Dalle dichiarazioni fatte al Senato il 17 febbraio di quest'anno dal presidente del Consiglio dei Ministri Mario Draghi, sulla base delle quali ha ricevuto la fiducia del parlamento, stralcio un concetto che mi sembra molto importante: «Anche nel nostro Paese alcuni modelli di crescita dovranno cambiare. Ad esempio il modello di turismo, un’attività che prima della pandemia rappresentava il 14 per cento del totale delle nostre attività economiche. Imprese e lavoratori in quel settore vanno aiutati ad uscire dal disastro creato dalla pandemia. Ma senza scordare che il nostro turismo avrà un futuro se non dimentichiamo che esso vive della nostra capacità di preservare, cioè almeno non sciupare, città d’arte, luoghi e tradizioni che successive generazioni attraverso molti secoli hanno saputo preservare e ci hanno tramandato».
Mi pare di poterlo applicare alla discussione in corso
a Maiori, sfociata in una petizione, sul progetto che tende a realizzare,
nell’area del Demanio, di indubbio valore naturalistico, ma già abbastanza
maltrattata, un megaimpianto di depurazione degli scarichi fognari di alcuni
comuni della Costiera. È, secondo me, una iniziativa in controtendenza rispetto
all’azione che si propone di svolgere il governo in carica. Che, a questo
punto, avrebbe il dovere di fare chiarezza. Altrimenti, mi chiedo, a che serve
un ministro per la Tutela dell’ambiente, del territorio e del mare? Addirittura
un accademico, qual è Roberto Cingolani? Qualche indicazione è arrivata,
finalmente, dal ministero della Cultura, attraverso una risposta della
sottosegretaria Bergonzoni a una interrogazione della deputata Anna Bilotti
(M5S). Quanto meno il riconoscimento che l’area interessata all’impianto è di «rilevante impatto paesaggistico in contesto vulnerabile».
Meno male. Non è ancora passata la paura suscitata dal violento acquazzone che
ha colpito l’altro ieri Ravello, Atrani e Minori.

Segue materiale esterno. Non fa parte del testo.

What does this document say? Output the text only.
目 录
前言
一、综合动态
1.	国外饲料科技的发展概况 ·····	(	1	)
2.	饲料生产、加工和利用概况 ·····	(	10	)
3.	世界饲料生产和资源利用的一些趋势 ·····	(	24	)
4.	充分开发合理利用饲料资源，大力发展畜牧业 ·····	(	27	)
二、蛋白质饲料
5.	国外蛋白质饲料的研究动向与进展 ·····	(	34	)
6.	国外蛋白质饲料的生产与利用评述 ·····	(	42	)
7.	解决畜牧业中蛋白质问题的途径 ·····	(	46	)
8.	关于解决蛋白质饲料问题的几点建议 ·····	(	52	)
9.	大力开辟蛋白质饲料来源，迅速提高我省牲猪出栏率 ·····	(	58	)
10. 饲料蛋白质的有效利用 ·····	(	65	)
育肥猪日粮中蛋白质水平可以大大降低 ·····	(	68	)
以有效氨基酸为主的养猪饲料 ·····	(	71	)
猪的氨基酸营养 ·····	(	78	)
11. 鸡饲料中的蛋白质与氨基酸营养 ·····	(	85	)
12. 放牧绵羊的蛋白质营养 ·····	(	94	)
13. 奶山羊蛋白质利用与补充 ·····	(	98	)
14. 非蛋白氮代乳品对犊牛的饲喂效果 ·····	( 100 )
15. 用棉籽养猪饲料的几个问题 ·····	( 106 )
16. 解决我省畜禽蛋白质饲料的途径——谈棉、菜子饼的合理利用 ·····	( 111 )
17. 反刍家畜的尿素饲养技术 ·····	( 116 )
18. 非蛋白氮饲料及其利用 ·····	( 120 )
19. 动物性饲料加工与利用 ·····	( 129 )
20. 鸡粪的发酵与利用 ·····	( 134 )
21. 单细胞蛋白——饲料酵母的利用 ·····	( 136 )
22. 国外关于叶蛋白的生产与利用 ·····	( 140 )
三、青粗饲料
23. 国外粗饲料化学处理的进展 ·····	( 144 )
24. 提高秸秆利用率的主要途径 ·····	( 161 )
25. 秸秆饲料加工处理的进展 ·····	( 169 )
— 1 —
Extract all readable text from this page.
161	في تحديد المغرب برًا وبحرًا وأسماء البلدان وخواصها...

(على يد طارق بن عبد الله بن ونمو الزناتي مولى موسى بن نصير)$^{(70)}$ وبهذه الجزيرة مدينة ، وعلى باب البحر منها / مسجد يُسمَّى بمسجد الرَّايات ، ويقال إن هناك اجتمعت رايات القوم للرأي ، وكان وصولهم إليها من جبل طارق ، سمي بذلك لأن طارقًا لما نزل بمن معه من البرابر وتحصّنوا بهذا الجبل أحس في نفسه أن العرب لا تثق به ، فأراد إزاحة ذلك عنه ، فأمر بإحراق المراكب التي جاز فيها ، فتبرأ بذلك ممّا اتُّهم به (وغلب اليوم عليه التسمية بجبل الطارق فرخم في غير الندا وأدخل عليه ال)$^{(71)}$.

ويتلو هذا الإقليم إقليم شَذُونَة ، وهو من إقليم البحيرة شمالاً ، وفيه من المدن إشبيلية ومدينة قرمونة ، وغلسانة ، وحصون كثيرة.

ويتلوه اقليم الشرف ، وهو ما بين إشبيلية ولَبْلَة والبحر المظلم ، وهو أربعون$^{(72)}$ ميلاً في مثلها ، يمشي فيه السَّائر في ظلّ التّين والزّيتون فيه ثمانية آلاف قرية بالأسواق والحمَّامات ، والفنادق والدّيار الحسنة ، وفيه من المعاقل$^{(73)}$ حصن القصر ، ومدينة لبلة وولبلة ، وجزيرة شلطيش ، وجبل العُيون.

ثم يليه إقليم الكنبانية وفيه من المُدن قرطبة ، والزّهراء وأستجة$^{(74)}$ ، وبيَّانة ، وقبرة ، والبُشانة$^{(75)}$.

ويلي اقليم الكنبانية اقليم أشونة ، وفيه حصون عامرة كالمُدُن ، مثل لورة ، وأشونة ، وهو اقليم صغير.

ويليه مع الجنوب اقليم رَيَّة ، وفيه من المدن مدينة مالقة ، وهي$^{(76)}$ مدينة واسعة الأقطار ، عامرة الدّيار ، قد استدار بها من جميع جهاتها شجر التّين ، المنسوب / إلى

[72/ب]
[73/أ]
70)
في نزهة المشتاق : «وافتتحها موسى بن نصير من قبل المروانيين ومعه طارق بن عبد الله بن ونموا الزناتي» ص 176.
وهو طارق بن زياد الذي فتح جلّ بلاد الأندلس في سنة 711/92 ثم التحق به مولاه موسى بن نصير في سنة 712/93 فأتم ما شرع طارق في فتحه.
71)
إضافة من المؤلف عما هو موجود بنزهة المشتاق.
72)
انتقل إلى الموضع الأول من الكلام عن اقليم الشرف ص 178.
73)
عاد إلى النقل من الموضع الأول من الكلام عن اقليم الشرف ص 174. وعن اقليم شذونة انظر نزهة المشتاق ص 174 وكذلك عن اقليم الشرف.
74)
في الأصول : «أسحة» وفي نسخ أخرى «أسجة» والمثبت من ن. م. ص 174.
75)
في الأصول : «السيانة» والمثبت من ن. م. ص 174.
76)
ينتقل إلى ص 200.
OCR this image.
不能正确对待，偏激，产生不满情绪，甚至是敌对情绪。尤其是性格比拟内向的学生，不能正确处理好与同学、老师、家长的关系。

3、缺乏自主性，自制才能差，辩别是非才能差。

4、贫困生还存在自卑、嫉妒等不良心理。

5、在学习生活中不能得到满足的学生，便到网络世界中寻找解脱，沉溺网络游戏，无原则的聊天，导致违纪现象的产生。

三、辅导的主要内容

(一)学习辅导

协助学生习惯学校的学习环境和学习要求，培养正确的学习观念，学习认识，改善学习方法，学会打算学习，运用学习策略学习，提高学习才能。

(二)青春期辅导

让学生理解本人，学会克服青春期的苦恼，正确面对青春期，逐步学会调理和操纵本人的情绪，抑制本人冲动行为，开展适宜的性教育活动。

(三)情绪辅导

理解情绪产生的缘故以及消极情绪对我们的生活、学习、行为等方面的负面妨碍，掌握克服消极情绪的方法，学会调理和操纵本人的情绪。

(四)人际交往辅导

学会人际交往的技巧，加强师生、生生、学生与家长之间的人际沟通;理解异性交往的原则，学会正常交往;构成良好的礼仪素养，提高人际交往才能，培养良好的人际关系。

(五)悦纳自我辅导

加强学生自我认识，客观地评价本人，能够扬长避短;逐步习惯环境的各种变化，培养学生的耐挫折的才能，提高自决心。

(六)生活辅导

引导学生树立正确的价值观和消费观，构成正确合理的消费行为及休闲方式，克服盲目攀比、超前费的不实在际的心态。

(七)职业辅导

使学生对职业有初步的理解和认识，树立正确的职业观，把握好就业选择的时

Difficile sperare che ci pensino qui, sul posto. Per
difetto di sensibilità, o di cultura? Non so. Forse c’entra la buona fede nei
tecnici, che non vanno tanto per il sottile. Oppure si dà più importanza ad
altri fattori. Solo che i guasti che si vanno a creare condizioneranno il
futuro. Come quelli compiuti da chi ci ha preceduti, che paghiamo in
termini di frane, smottamenti, alluvioni, congestione del traffico, emissioni inquinanti,
trasporto pubblico non rispondente alle esigenze dei cittadini, degrado delle
aree urbane.
Sul Corriere della sera,
oggi, affonda il dito nella piaga Antonio Scurati, ravellese di elezione, che
conosce bene la Costiera. Lo fa senza peli sulla lingua. Non lo conosco di
persona ma, se avessi il piacere d'incontrarlo, sarei tentato di dargli un
bacio in fronte. Lo scrittore parla di incuria, di abbandono. E cita lo
scandalo dei limoni (i magnifici sfusati amalfitani) pagati ai
coltivatori 60 centesimi al chilo e rivenduti a Milano [e non solo lì] quattro
euro e cinquanta. E' chiaro che a queste condizioni non ci sarà riparo al
dilagante abbandono dei terrazzamenti, che richiedono fatica, cura continua sia
per ciò che riguarda le piantagioni sia per la salvaguardia delle
"macere", i muri a secco che sono elemento di spicco del paesaggio.
Lo scrittore poi cita «l'illegalità, l'illecito sistematico, la complicità
attiva e passiva di chi dovrebbe combatterlo». E «l'abusivismo edilizio
endemico che grida vendetta sotto gli occhi di tutti, quasi sempre impunito»,
del quale ci si accorge per lo più a… messa vutata. Tanto si sa che niente verrà
abbattuto.
Dio creò la Terra e ne
rimase compiaciuto – ho raccontato in un precedente post –. Ma, trovandola
ancora grezza, prese a girarle intorno, seduto a cavalcioni su una nuvola, per
distribuire equamente le bellezze paesaggistiche e ambientali a ogni
territorio.
Successe, però, qualcosa di imprevisto. All'altezza della Costa d'Amalfi si era squarciato il sacco e ne erano venute giù in maniera eccessiva. L'angelo che lo accompagnava glielo segnalò. Fu allora che Dio, per compensazione, vi mandò ad abitare gente che piano piano l'avrebbero devastata. Ci stiamo provando. Difficile da credere, ma è così.